No właśnie ten filmik 🙂 Trzeba wybierać piłki z grubej gumy, ja mam taką ze sklepu ze sprzętem do rehabilitacji i wytrzymuje 🙂 jestem bardzo zadowolona. Fajny pomysł crazy 🙂
stary mój filmik z zabawy piłką... miał 3, pierwszą ktoś mi ukradł, druga nagle umarła xD trzecią też chyba przegryzł... ale ogólnie wytrzymywały prawie rok... teraz mam taką wielką 65 cm ale w taśmach mu nie dam bo pokosi wszystko ;D
hmm. no dobra, ale ja potrzebuje pilki , na ktorą bedzie sie klasc i ktorą bedzie zgniatac o sciany itp ....600 kilowa krowa 😡 🤣 i nie do boksu tylko na padok 😉
Znalazłem coś takiego: http://br-konie.pl/dla-konia/do-stajni/ - ale uprzedzam, nic nie wiem, czy rzeczywiście są tak wytrzymałe, jak w opisie (niektóre - 1100 kg).
tyle doczytałam, ale też widziałam, że większość piłek, z których korzystacie (a nie są kupione w jeździeckim), mają takie samo obciążenie, a jednak jakoś dają radę. 😉 stąd pytanie :kwiatek:
Moje przed piłką uciekają w popłochu choć piłka na padoku pół roku leżakowała - wystarczy że drgnie 😂 A pomyśleć, że Klusek jak był mały to się taką bawił hehe
niestety TheWunia rejony kompletnie inne. 😉 jestem z łódzkiego. ale dziękuję za chęć pomocy :kwiatek: zaryzykuję z tą z lidla, najwyżej potem ją gdzieś opchnę. 😉
Czy wiecie gdzie mogę kupić piłkę fitness,ale o mniejszej średnicy niż 65cm?
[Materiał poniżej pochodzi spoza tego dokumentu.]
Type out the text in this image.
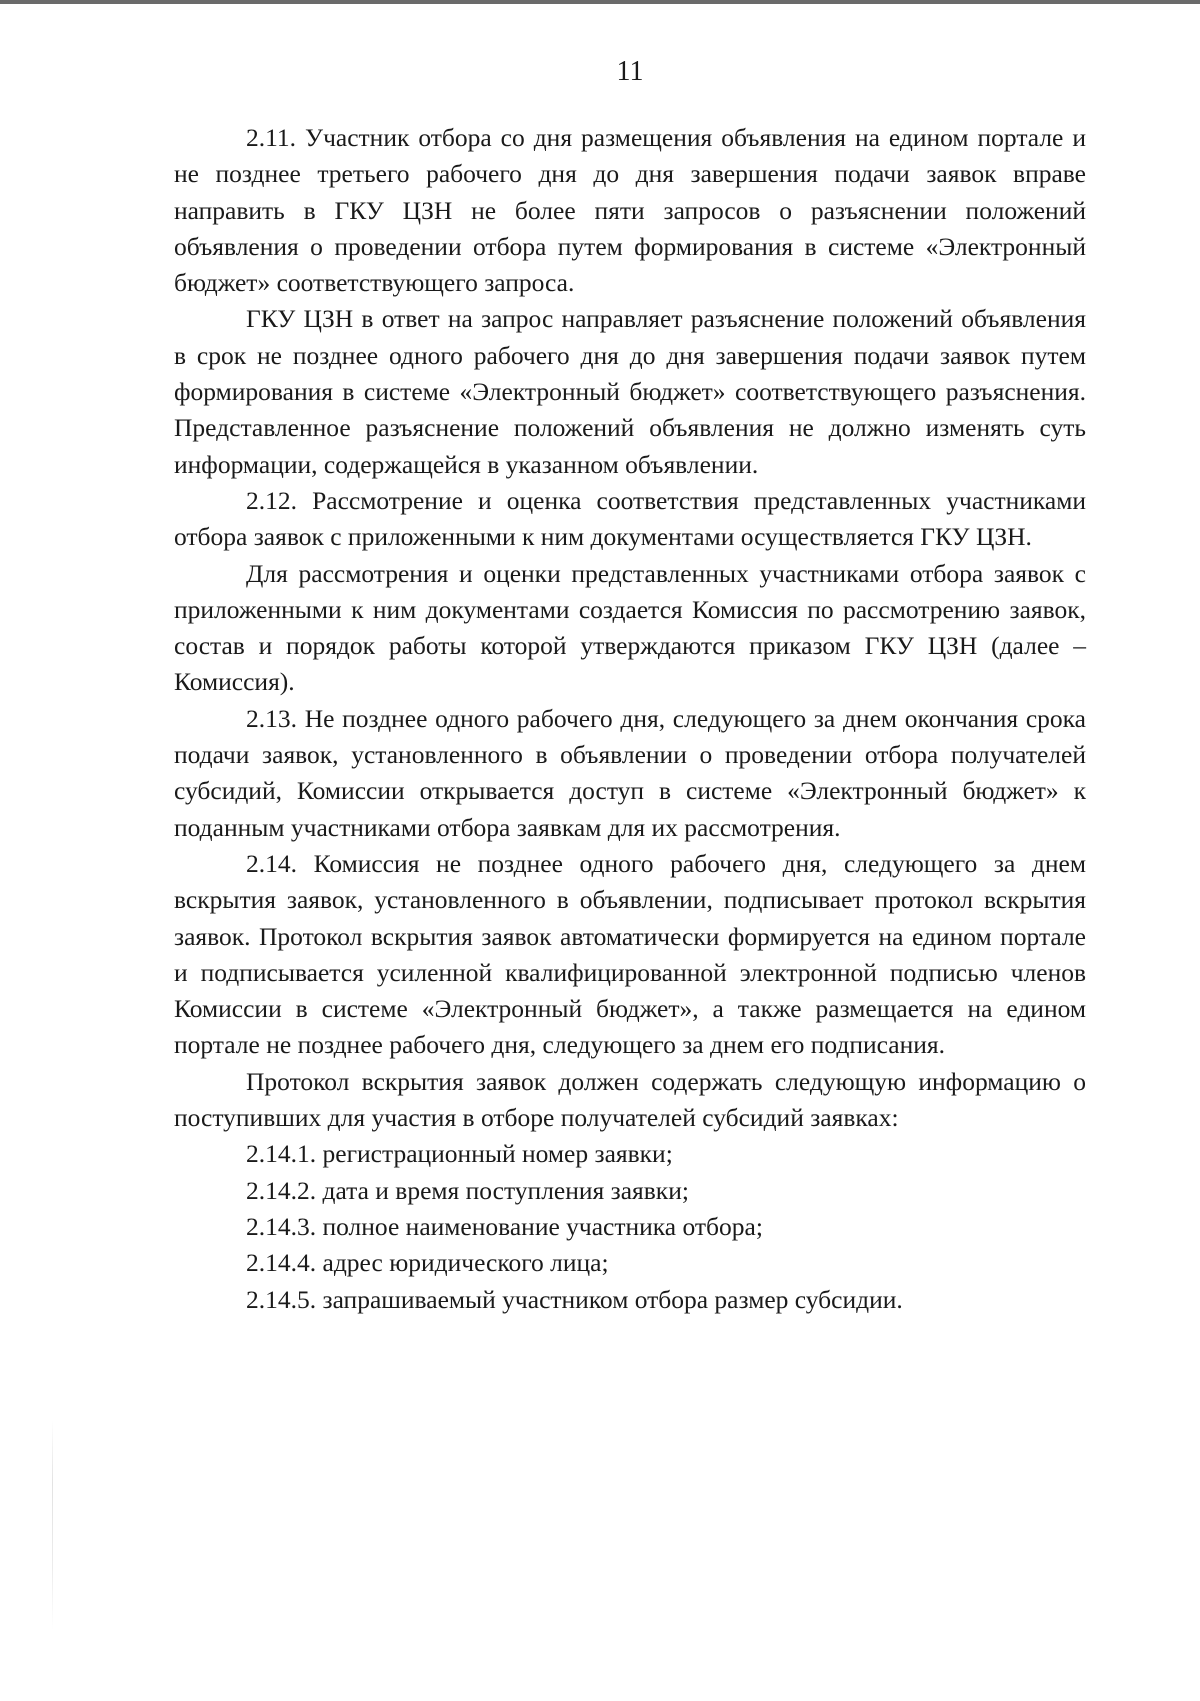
11

2.11. Участник отбора со дня размещения объявления на едином портале и не позднее третьего рабочего дня до дня завершения подачи заявок вправе направить в ГКУ ЦЗН не более пяти запросов о разъяснении положений объявления о проведении отбора путем формирования в системе «Электронный бюджет» соответствующего запроса.

ГКУ ЦЗН в ответ на запрос направляет разъяснение положений объявления в срок не позднее одного рабочего дня до дня завершения подачи заявок путем формирования в системе «Электронный бюджет» соответствующего разъяснения. Представленное разъяснение положений объявления не должно изменять суть информации, содержащейся в указанном объявлении.

2.12. Рассмотрение и оценка соответствия представленных участниками отбора заявок с приложенными к ним документами осуществляется ГКУ ЦЗН.

Для рассмотрения и оценки представленных участниками отбора заявок с приложенными к ним документами создается Комиссия по рассмотрению заявок, состав и порядок работы которой утверждаются приказом ГКУ ЦЗН (далее – Комиссия).

2.13. Не позднее одного рабочего дня, следующего за днем окончания срока подачи заявок, установленного в объявлении о проведении отбора получателей субсидий, Комиссии открывается доступ в системе «Электронный бюджет» к поданным участниками отбора заявкам для их рассмотрения.

2.14. Комиссия не позднее одного рабочего дня, следующего за днем вскрытия заявок, установленного в объявлении, подписывает протокол вскрытия заявок. Протокол вскрытия заявок автоматически формируется на едином портале и подписывается усиленной квалифицированной электронной подписью членов Комиссии в системе «Электронный бюджет», а также размещается на едином портале не позднее рабочего дня, следующего за днем его подписания.

Протокол вскрытия заявок должен содержать следующую информацию о поступивших для участия в отборе получателей субсидий заявках:

2.14.1. регистрационный номер заявки;

2.14.2. дата и время поступления заявки;

2.14.3. полное наименование участника отбора;

2.14.4. адрес юридического лица;

2.14.5. запрашиваемый участником отбора размер субсидии.
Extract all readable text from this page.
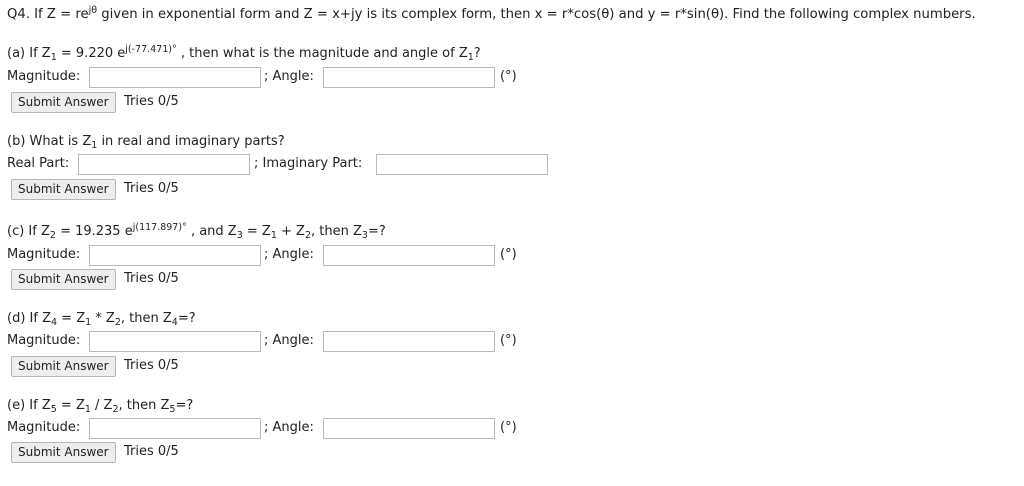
Q4. If $Z = re^{j\theta}$ given in exponential form and Z = x+jy is its complex form, then x = r*cos(θ) and y = r*sin(θ). Find the following complex numbers.
(a) If $Z_1 = 9.220$ $e^{j(-77.471)^\circ}$ , then what is the magnitude and angle of $Z_1$?
Magnitude:	; Angle:	(°)
Submit Answer	Tries 0/5
(b) What is $Z_1$ in real and imaginary parts?
Real Part:	; Imaginary Part:
Submit Answer	Tries 0/5
(c) If $Z_2 = 19.235$ $e^{j(117.897)^\circ}$ , and $Z_3 = Z_1 + Z_2$, then $Z_3=$?
Magnitude:	; Angle:	(°)
Submit Answer	Tries 0/5
(d) If $Z_4 = Z_1 * Z_2$, then $Z_4=$?
Magnitude:	; Angle:	(°)
Submit Answer	Tries 0/5
(e) If $Z_5 = Z_1 / Z_2$, then $Z_5=$?
Magnitude:	; Angle:	(°)
Submit Answer	Tries 0/5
Szukałam na allegro,ale znalazłam tylko takie piłki dla dzieci od 3 roku życia. 😀 Szukam czegoś z mocnej gumy,ale nie za dużego do boksu. Ta mała piłeczka dla koni po raz kolejny została zniszczona przez mojego konia,to już 3 sztuka którą zniszczył. 🙄
zostawiał ktoś piłkę (NIEzawieszoną) w boksie? Po prostu leżącą? Zastanawiam się czy to bezpieczne. Koń mi ma znów areszt boksowy, zwykle ma siano, ale ileż można jeść siano (!) i chcę mu jakoś zapełnić czas (koń tkający i ogólnie calyczasmuszącycośrobić). Ma w boksie kawałek drewna zawieszony, obgryza z pełną pasją, ale myślę jeszcze o czymś dodatkowym.
Moonica, jeśli jeszcze nie kupiłaś, to w Empiku są takie piłki fitnessowe, na pewno była 55 cm, nie wiem, czy też czasem nie 45. Wytrzymywały większe obciążenia i kosztowały w okolicach 30 zł. Wrzucałam link w wątku o rzeczach z Lidla itd. - może będziesz zainteresowana. 😉 Ktoś tam chyba też wrzucał takie wytrzymujące do 600 kg, ale nie zwracałam uwagi na te mniejsze, bo myślałam o piłce na padok.
Swoją szosą nie wiem, czy jest sens mu kupować w ogóle, on z takich, co się bawią wszystkimi szczotkami, derką, uwiązem, wieszakiem na derki - no wszystkim, co wpadnie pod pysk... No więc dostał piłkę, taką zawieszaną do boksu - zainteresowania było przez 15 minut, teraz jak mu pokazuję, że to się majta i jest fajne, to ewidentnie nie wie, o co mi chodzi. 🤔wirek: Urwał tylko element, na którym była przymocowana (bo sznurek, sznurek można ciągać i jest super! ten konkretny przez chwilę... choć lonżą i batami to się można bawić, ilekroć się pojawią w zasięgu wzroku).